My review of Aminatta Forna’s Ancestor Stones appeared in Newsday this weekend. Here’s an excerpt:
Aminatta Forna made peace with Sierra Leone, the homeland she fled as a girl, by reconstructing the most terrible memories of her childhood, and then digging deeper. She investigated the execution of her finance minister father for treason — he was sentenced to hanging when she was 11 — and learned that his accusers were bribed into giving false testimony. She recorded these recollections and discoveries in a furious, breathtaking memoir, “The Devil That Danced on the Water.”
Her first novel, “Ancestor Stones,” is an even more ambitious undertaking, one that seeks to evoke an entire country through the stories of four women and their Anglicized niece. The niece, Abie, returns to replant the family coffee plantation, which has been ravaged by war. Standing amid the trees to greet her are four husbandless aunts, half-sisters born to different wives of the same wealthy planter. Abie’s arrival prompts the women to unburden themselves of their histories and deepest secrets.

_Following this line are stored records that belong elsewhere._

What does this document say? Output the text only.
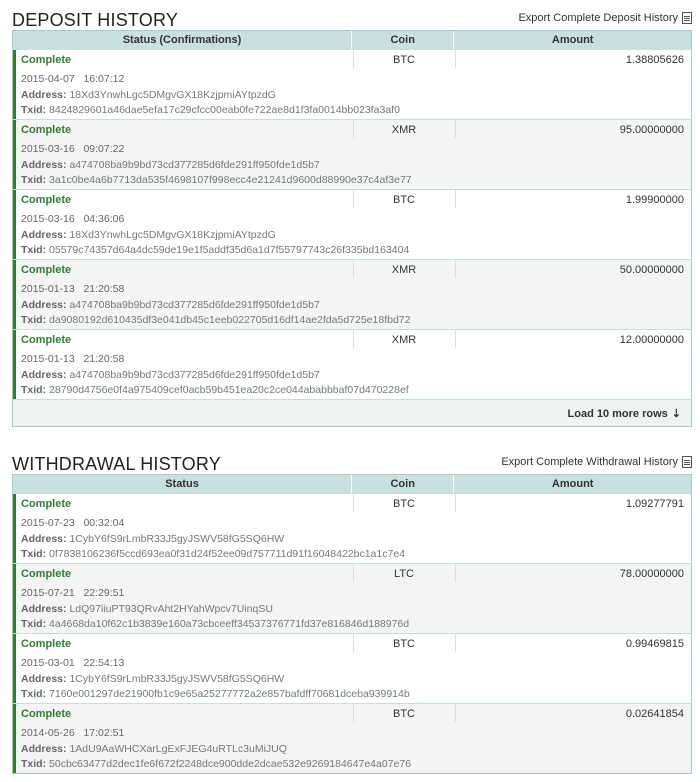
DEPOSIT HISTORY	Export Complete Deposit History
Status (Confirmations)	Coin	Amount
Complete	BTC	1.38805626
2015-04-07   16:07:12
Address: 18Xd3YnwhLgc5DMgvGX18KzjpmiAYtpzdG
Txid: 8424829601a46dae5efa17c29cfcc00eab0fe722ae8d1f3fa0014bb023fa3af0
Complete	XMR	95.00000000
2015-03-16   09:07:22
Address: a474708ba9b9bd73cd377285d6fde291ff950fde1d5b7
Txid: 3a1c0be4a6b7713da535f4698107f998ecc4e21241d9600d88990e37c4af3e77
Complete	BTC	1.99900000
2015-03-16   04:36:06
Address: 18Xd3YnwhLgc5DMgvGX18KzjpmiAYtpzdG
Txid: 05579c74357d64a4dc59de19e1f5addf35d6a1d7f55797743c26f335bd163404
Complete	XMR	50.00000000
2015-01-13   21:20:58
Address: a474708ba9b9bd73cd377285d6fde291ff950fde1d5b7
Txid: da9080192d610435df3e041db45c1eeb022705d16df14ae2fda5d725e18fbd72
Complete	XMR	12.00000000
2015-01-13   21:20:58
Address: a474708ba9b9bd73cd377285d6fde291ff950fde1d5b7
Txid: 28790d4756e0f4a975409cef0acb59b451ea20c2ce044ababbbaf07d470228ef
Load 10 more rows ⇣
WITHDRAWAL HISTORY	Export Complete Withdrawal History
Status	Coin	Amount
Complete	BTC	1.09277791
2015-07-23   00:32:04
Address: 1CybY6fS9rLmbR33J5gyJSWV58fG5SQ6HW
Txid: 0f7838106236f5ccd693ea0f31d24f52ee09d757711d91f16048422bc1a1c7e4
Complete	LTC	78.00000000
2015-07-21   22:29:51
Address: LdQ97iiuPT93QRvAht2HYahWpcv7UinqSU
Txid: 4a4668da10f62c1b3839e160a73cbceeff34537376771fd37e816846d188976d
Complete	BTC	0.99469815
2015-03-01   22:54:13
Address: 1CybY6fS9rLmbR33J5gyJSWV58fG5SQ6HW
Txid: 7160e001297de21900fb1c9e65a25277772a2e857bafdff70681dceba939914b
Complete	BTC	0.02641854
2014-05-26   17:02:51
Address: 1AdU9AaWHCXarLgExFJEG4uRTLc3uMiJUQ
Txid: 50cbc63477d2dec1fe6f672f2248dce900dde2dcae532e9269184647e4a07e76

Forna allows each woman to tell her own story. Aunt Asana, daughter of the senior wife, is a widow with a “magnificent hauteur” inherited from her mother. Mary, the spinster aunt, has a damaged eye that causes children to run from her in fright. Bitter Hawa has always worn the same expression, of “disappointment already foretold.” Divorcee Serah, “belly sister” to Abie’s father, speaks to her niece as “no other adult ever had — as though I might one day become her equal.” Their stories flow like water, one often tragic event giving way to another.
It’s a book that gathers power as it goes. My one criticism is that the intended universality of Forna’s women sometimes makes their voices feel insufficiently differentiated. You can sample Ancestor Stones online at the New York Times and at KGBBarLit. If you haven’t read Forna, start with The Devil That Danced on the Water.